Cardumes que fugiram do Rio Doce têm vida ameaçada pela má qualidade da água

Passado um ano da catástrofe, cardumes que conseguiram fugir lutam por sobrevivência nos grandes afluentes, que também são degradados por esgotos, enquanto a calha principal continua sem condições de abrigar a fauna aquática


postado em 04/11/2016 06:00 / atualizado em 04/11/2016 07:50

Em Baguari, distrito de Governador Valadares, equipamentos de captação de areia continuam cuspindo barro do leito do Rio(foto: Gladyston Rodrigues/EM/DA Press)
Em Baguari, distrito de Governador Valadares, equipamentos de captação de areia continuam cuspindo barro do leito do Rio (foto: Gladyston Rodrigues/EM/DA Press)
Mariana, Barra Longa, Naque, Governador Valadares (MG) e Linhares (ES) – A invasão das águas do Rio Doce pela lama de rejeitos de mineração da Barragem do Fundão, da Samarco, fez com que muitas espécies de peixes buscassem refúgio nos grandes afluentes da bacia, onde a água não era tão escura, espessa e sufocante.
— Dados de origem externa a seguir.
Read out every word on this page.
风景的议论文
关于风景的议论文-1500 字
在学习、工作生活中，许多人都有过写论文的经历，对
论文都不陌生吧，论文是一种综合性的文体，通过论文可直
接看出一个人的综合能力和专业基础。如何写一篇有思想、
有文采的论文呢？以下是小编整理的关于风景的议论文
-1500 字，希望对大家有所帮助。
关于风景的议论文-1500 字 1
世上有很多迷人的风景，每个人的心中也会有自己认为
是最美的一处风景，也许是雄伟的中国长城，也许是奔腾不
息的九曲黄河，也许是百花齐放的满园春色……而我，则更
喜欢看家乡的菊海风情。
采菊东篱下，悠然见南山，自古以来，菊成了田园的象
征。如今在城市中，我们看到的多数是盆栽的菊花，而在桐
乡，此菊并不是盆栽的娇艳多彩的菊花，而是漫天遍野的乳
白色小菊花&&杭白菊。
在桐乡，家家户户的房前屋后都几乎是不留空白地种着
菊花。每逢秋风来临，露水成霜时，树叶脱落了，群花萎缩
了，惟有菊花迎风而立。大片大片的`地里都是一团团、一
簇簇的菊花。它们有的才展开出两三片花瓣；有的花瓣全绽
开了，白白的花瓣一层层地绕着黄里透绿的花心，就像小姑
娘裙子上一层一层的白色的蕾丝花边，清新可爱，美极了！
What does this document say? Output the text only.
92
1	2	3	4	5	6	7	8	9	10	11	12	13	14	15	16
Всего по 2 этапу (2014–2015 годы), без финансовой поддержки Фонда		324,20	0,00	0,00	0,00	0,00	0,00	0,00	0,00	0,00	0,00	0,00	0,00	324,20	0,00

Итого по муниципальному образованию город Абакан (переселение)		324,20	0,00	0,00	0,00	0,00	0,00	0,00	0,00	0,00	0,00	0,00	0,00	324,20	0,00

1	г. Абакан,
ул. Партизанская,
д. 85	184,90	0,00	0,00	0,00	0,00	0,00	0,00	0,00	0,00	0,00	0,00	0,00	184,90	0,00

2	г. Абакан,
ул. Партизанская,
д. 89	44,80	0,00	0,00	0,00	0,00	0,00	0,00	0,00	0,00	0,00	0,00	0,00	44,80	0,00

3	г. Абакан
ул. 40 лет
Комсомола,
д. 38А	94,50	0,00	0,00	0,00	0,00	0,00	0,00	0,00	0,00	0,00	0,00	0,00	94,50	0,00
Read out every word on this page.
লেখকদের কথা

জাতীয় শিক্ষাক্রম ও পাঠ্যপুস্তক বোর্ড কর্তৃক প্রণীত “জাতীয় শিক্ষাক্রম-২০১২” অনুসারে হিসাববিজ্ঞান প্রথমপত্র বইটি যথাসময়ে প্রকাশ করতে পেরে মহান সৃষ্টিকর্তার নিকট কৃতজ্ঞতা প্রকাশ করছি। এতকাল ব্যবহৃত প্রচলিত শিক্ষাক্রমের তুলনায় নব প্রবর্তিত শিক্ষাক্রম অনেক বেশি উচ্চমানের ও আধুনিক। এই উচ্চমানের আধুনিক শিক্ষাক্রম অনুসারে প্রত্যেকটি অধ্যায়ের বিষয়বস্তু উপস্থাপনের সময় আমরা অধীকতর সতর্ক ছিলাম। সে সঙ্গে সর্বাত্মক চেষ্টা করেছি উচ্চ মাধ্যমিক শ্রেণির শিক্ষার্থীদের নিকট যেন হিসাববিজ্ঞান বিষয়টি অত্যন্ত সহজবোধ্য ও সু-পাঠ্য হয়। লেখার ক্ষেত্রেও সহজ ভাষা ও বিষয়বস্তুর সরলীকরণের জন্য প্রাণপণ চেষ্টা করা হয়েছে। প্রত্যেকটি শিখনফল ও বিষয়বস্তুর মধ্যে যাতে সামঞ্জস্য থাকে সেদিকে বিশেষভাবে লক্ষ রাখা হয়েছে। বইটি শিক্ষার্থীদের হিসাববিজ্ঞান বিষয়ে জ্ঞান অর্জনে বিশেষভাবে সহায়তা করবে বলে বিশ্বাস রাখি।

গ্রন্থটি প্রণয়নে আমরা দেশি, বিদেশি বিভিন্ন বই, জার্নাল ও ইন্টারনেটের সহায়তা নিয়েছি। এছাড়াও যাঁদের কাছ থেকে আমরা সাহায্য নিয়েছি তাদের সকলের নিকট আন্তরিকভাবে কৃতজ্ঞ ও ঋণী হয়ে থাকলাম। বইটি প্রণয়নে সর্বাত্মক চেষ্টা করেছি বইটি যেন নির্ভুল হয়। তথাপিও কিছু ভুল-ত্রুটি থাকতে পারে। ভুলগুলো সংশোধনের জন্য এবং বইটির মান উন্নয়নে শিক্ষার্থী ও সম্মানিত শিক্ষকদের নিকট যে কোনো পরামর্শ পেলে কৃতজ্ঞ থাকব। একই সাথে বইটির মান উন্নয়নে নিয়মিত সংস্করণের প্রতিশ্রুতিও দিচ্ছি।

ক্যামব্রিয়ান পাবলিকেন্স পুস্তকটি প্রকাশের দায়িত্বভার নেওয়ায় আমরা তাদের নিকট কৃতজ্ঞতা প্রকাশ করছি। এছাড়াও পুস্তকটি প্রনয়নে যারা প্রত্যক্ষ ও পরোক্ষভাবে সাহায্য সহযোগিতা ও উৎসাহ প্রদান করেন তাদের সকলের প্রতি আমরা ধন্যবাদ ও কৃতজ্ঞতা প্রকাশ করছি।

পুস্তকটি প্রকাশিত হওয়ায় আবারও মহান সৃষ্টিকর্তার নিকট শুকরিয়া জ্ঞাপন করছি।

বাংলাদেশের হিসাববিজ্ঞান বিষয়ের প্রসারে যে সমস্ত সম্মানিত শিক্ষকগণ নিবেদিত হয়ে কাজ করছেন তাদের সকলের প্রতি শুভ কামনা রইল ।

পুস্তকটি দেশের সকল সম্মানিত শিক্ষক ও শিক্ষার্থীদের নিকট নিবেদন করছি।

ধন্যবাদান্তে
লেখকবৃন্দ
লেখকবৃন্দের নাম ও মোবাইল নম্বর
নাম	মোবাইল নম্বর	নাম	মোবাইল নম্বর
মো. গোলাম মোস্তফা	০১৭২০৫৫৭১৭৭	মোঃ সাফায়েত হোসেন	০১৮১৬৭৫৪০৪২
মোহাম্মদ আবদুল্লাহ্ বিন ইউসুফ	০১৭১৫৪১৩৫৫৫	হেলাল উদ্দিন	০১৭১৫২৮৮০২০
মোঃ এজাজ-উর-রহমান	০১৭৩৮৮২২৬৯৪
Esse êxodo chegou a ser apontado pelos órgãos ambientais como a salvação de muitos cardumes. Mas as condições altamente degradadas desses rios torna delicada a sobrevivência dos cardumes para um futuro repovoamento da calha principal, que um ano depois continua sem condições de abrigar a fauna aquática, pois alterna momentos de menos concentração de poluentes com novas contaminações pelo material ainda espalhado pelo leito e pelas margens, na avaliação do comitê da bacia hidrográfica (CBH-Doce). Passados 12  meses da tragédia de Mariana, a única ação de proteção aos peixes foi a suspensão da pesca, que vigora nesta estação desde a última terça-feira. Apesar de a Samarco ter sido multada em R$ 1 bilhão por órgãos ambientais federais e estaduais, ainda há um enorme volume de rejeitos minerários no meio ambiente, em situação que ameaça toda a bacia. A destruição atingiu 650 quilômetros pelos rios Gualaxo do Norte, do Carmo e Doce. Só este último recebeu 18 milhões dos 32 milhões de metros cúbicos de rejeitos que desceram do complexo da mineradora.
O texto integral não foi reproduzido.